Peristiwa kejahatan mayantara yang pernah menimpa situs Mabes TNI, Badan Pengkajian dan Penerapan Teknologi (BPPT), Mabes Polri dan Departemen Luar Negeri Republik Indonesia merupakan sisi gelap dari kejahatan teknologi informasi yang memanfaatkan kecanggihan internet. Begitu juga situs Microsoft, NASA dan Pentagon tidak luput pula dari para hacker nakal untuk mengacaukan sistem informasi dan data yang dimiliki oleh negara adidaya, Amerika Serikat. Ketegangan antara Cina dengan Amerika Serikat sempat pula mengarah pada perang hacker karena mengubah situs FBI menjadi wajah pilot Cina yang tewas dalam suatu insiden di Laut Cina Selatan dengan pesawat pengintai Amerika yang berada di wilayah udara Cina.
Semua peristiwa di atas adalah beberapa contoh disalahgunakannya kemajuan teknologi informasi untuk tujuan buruk yang dapat merugikan pihak lain dalam tatanan dunia semakin maju dalam globalisasi ekonomi. Inilah sebenarnya salah satu sisi paling buruk yang tidak dapat dihindarkan dan disembunyikan dari kemajuan teknologi informasi dewasa ini sebagaimana pernah diramalkan oleh John Naisbitt dan Patricia Aburdene bakal ada perubahan dunia menjadi perkampungan global (global village) dengan pola satu sistem perekonomian atau single economy system, yaitu sistem ekonomi kapitalis. Sistem ekonomi demikian dapat menyebabkan orang menghalalkan segala cara, terutama pada saat berlakunya pasar bebas (free market) untuk mencapai tujuannya dengan menggunakan sarana teknologi canggih.
Masalah ini segera menjadi pusat perhatian dari masyarakat internasional. Pada International Information Industry Congress (IIC) 2000 Millenium di Quebec, Kanada, tanggal 19 September 2000 merumuskan perlunya kewaspadaan terhadap perkembangan cybercrimes yang dapat merusak sistem dan data vital teknologi perusahaan dalam kegiatan masyarakat industri. Panitia Kerja Perlindungan Data Dewan Eropa (The Data Protection Working Party of Europe Council) menyatakan pula bahwa cybercrimes adalah bagian sisi paling buruk dari masyarakat informasi yang perlu ditanggulangi dalam waktu singkat. Konperensi Cybercrimes International di London, Februari 2001 menyatakan dengan tegas bahwa cybercrime adalah salah satu dari aktivitas kriminal yang paling cepat tumbuh di planet bumi ini. Kerugian yang ditimbulkan luar biasa besarnya yang mencapai US $ 40 miliar per tahun. Di Amerika Serikat menurut hasil penelitian dari United States of Computer Security Institute (USCSI) menunjukkan bahwa sekitar 90% perusahaan (corporates) berskala besar mengaku telah mendeteksi adanya pelanggaran keamanan terhadap sistem komputerisasi yang mereka gunakan dalam kegiatan industri. Sebanyak 273 perusahaan di sana telah mengalami finantial losses yang cukup signifikan untuk tambahan modal bagi perkembangan perusahaan tersebut. Nilai kerugian mencapai US $ 265 juta dan sebagian besar dari transaksi ilegal.

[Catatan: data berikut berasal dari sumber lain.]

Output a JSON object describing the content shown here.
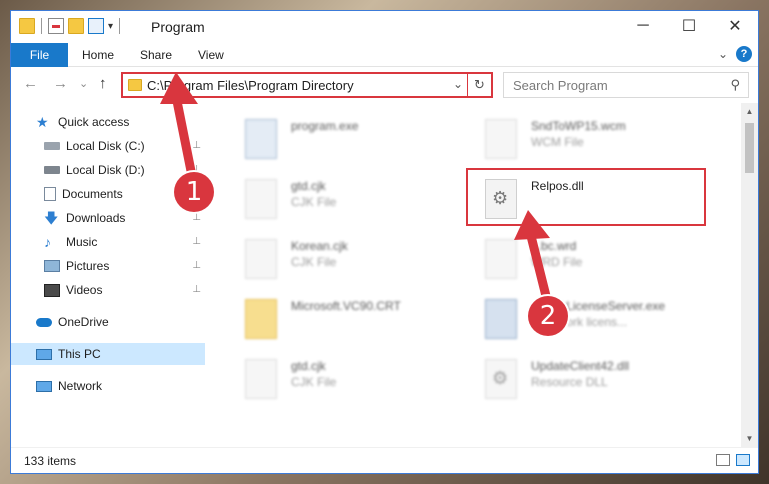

Bagi Indonesia sebagai suatu negara berkembang dan kepulauan yang cukup besar tidak akan luput dari pengaruh perkembangan buruk teknologi informasi dewasa ini maupun masa depan. Masalah ini perlu ditanggulangi supaya tidak menjadi korban kejahatan mayantara dengan kerugian besar bagi warga masyarakat, bangsa dan negara mengingat negeri ini amat rentan dengan pelbagai bentuk kejahatan sebagai dampak dari kemajuan iptek, baik oleh hacker/cracker nakal di dalam maupun luar negeri.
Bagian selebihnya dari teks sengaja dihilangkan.